When we do spectroscopy, we measure these energy levels, and these energy levels encode all of the structure and all of the dynamics. It's really neat. OK, now, the last thing I want to-- do I have time? Yeah, maybe. Remember when we do time dependent quantum mechanics with a time independent Hamiltonian. We want to have psi of x and t.
And usually, we're given psi of x, t equals zero. We're given the initial state, and that initial state, if this is an interesting problem, is not an eigenstate of the Hamiltonian. It's a linear combination of eigenstates of that Hamiltonian, and the kinds of flux we almost always use to test our insight, or actually, because they're feasible experimentally, is the initial state is one of the eigenstates of an exactly solved problem. It's some special combination of easy stuff. And we need to know how the coefficient-- this thing-- how that is expressed as j equals one to n of c j psi j.

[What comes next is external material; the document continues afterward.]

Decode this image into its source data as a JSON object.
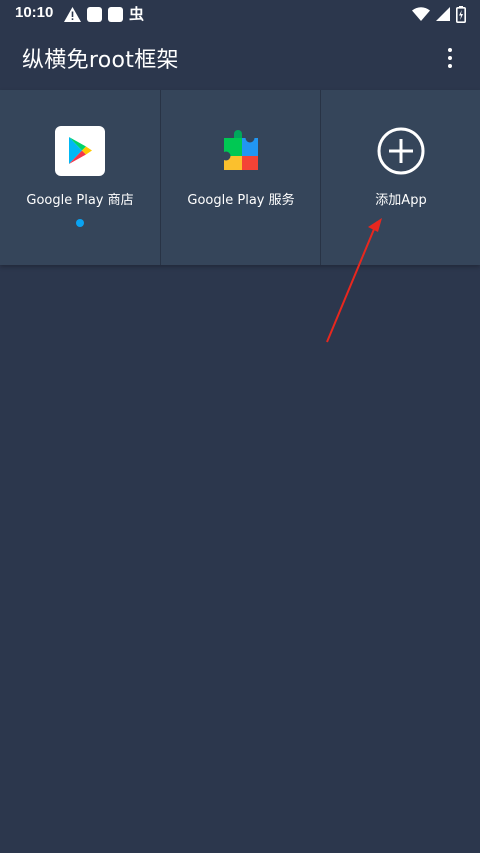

Because if we can express the t equals zero pluck as a linear combination of the eigenstates, then it's just a matter of mindless manipulation because we have c j, e to the minus i e j t over h bar times j. Bang, it's done. So what we want to know is how to go from a not-eigenstate to an eigenstate. And lo and behold, that's just the inverse of the transformation. So what we want to know is OK, since I don't have time to spell it out for you exactly, we have t dagger, which relates the zero order states to the eigenstates. We want to go in the opposite direction. We want the inverse transformation.
So we want t, or we want to take instead of the columns of t dagger, we take the rows. And so if you have a machine or a brain-- and I'm not doubting this!-- that enables you to write down all of the elements in the t dagger matrix, you are armed to go both from zero order states to eigenstates, and from plucks to time evolving wave packets. It's really beautiful and simple. And normally, when it's presented, these are presented as separate project problems, and the whole point is you've got a unified picture that enables you to go get whatever you need in a simple way, as long as a computer is able to diagonalize your critical matrices.
Well, I don't have time to talk about this in any detail, but if we look at the eigenfunctions or eigenvectors for the two-level problem, and we do power series expansions in theta, where theta is V over d-- theta is also called the mixing angle-- we discover that we have some formulas which says that the energy levels-- let's say the j-th energy level is equal to E bar plus-- now I'm doing this and I have to somehow grab something from in here. We have a sum of k not equal to j of V-- of H.
This is the formula for the correction of the energy by a second order perturbation theory, and we can also write the formula for the corrected wave function. By doing a power series expansion in terms of powers of V/d or theta, we find what the structure has to be for the solutions to the general problem when n is not two. I'll develop the formal theory for non-degenerate perturbation theory in Monday's lecture, and that's really empowering. It's really ugly, but it gives you the answers to essentially every problem you will ever face in quantum mechanics. OK, have a nice weekend.